Slow supply pushes lamb prices up

A rural banking expert says lamb prices are on the rise, due to slow down in supply.

Head of Livestock for Heartland Bank, Wayne McEntee told Rural Exchange that lamb is commanding good prices.

"The lamb processors are having to pay to flush out the last of the finished lambs, so the lamb markets are slightly up, paying between $7.30 and $7.40," he said.

"Supply is quite slow, so that is getting the processors to open their wallets, which is a good thing for farmers," McEntee said.

He said some farmers are coping with facial eczema and viral pneumonia.

"Both of those are showing up on kill sheets, which is not ideal."

He said the store market has slowed, mainly due to a lack of feed.

"In the regions, where tucker is a bit more plentiful, store lambs are selling for a bit better." 

Meanwhile in the cattle market, he said bulls were still strong at $5.50, and fat steers at $5.45.

The second wave of dairy cows was getting prices of between $3.90 and $4 a kilo.

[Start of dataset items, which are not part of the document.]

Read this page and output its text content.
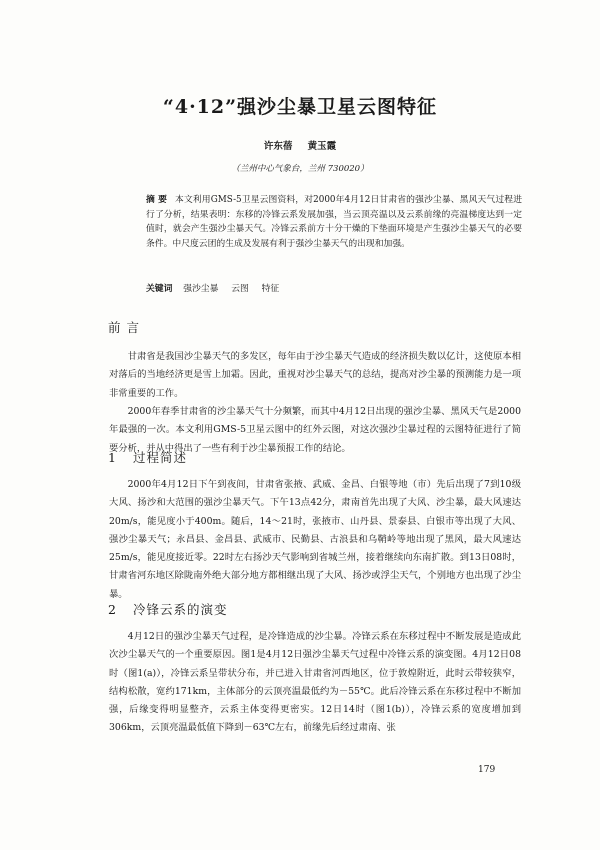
“4·12”强沙尘暴卫星云图特征
许东蓓 黄玉霞
（兰州中心气象台，兰州 730020）
摘 要 本文利用GMS-5卫星云图资料，对2000年4月12日甘肃省的强沙尘暴、黑风天气过程进行了分析，结果表明：东移的冷锋云系发展加强，当云顶亮温以及云系前缘的亮温梯度达到一定值时，就会产生强沙尘暴天气。冷锋云系前方十分干燥的下垫面环境是产生强沙尘暴天气的必要条件。中尺度云团的生成及发展有利于强沙尘暴天气的出现和加强。
关键词 强沙尘暴 云图 特征
前 言

甘肃省是我国沙尘暴天气的多发区，每年由于沙尘暴天气造成的经济损失数以亿计，这使原本相对落后的当地经济更是雪上加霜。因此，重视对沙尘暴天气的总结，提高对沙尘暴的预测能力是一项非常重要的工作。

2000年春季甘肃省的沙尘暴天气十分频繁，而其中4月12日出现的强沙尘暴、黑风天气是2000年最强的一次。本文利用GMS-5卫星云图中的红外云图，对这次强沙尘暴过程的云图特征进行了简要分析，并从中得出了一些有利于沙尘暴预报工作的结论。

1 过程简述

2000年4月12日下午到夜间，甘肃省张掖、武威、金昌、白银等地（市）先后出现了7到10级大风、扬沙和大范围的强沙尘暴天气。下午13点42分，肃南首先出现了大风、沙尘暴，最大风速达20m/s，能见度小于400m。随后，14～21时，张掖市、山丹县、景泰县、白银市等出现了大风、强沙尘暴天气；永昌县、金昌县、武威市、民勤县、古浪县和乌鞘岭等地出现了黑风，最大风速达25m/s，能见度接近零。22时左右扬沙天气影响到省城兰州，接着继续向东南扩散。到13日08时，甘肃省河东地区除陇南外绝大部分地方都相继出现了大风、扬沙或浮尘天气，个别地方也出现了沙尘暴。

2 冷锋云系的演变

4月12日的强沙尘暴天气过程，是冷锋造成的沙尘暴。冷锋云系在东移过程中不断发展是造成此次沙尘暴天气的一个重要原因。图1是4月12日强沙尘暴天气过程中冷锋云系的演变图。4月12日08时（图1(a)），冷锋云系呈带状分布，并已进入甘肃省河西地区，位于敦煌附近，此时云带较狭窄，结构松散，宽约171km，主体部分的云顶亮温最低约为－55℃。此后冷锋云系在东移过程中不断加强，后缘变得明显整齐，云系主体变得更密实。12日14时（图1(b)），冷锋云系的宽度增加到306km，云顶亮温最低值下降到－63℃左右，前缘先后经过肃南、张

179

Store markets are back 5-15 cents a kilo with more grass needed for things to change.

He said recent weather hasn't helped things.

"Easter rain was underwhelming, and it's getting very cold, I'm not expecting too much more there."

He said most buyers are preferring straight beef, rather than dairy beef

"There's a bit more demand for heavier cattle, that are closer to finishing rather than the younger ones."

Rural Exchange Market Update is sponsored by Heartland Bank 

Watch Wayne McEntee's full interview with Rural Exchange.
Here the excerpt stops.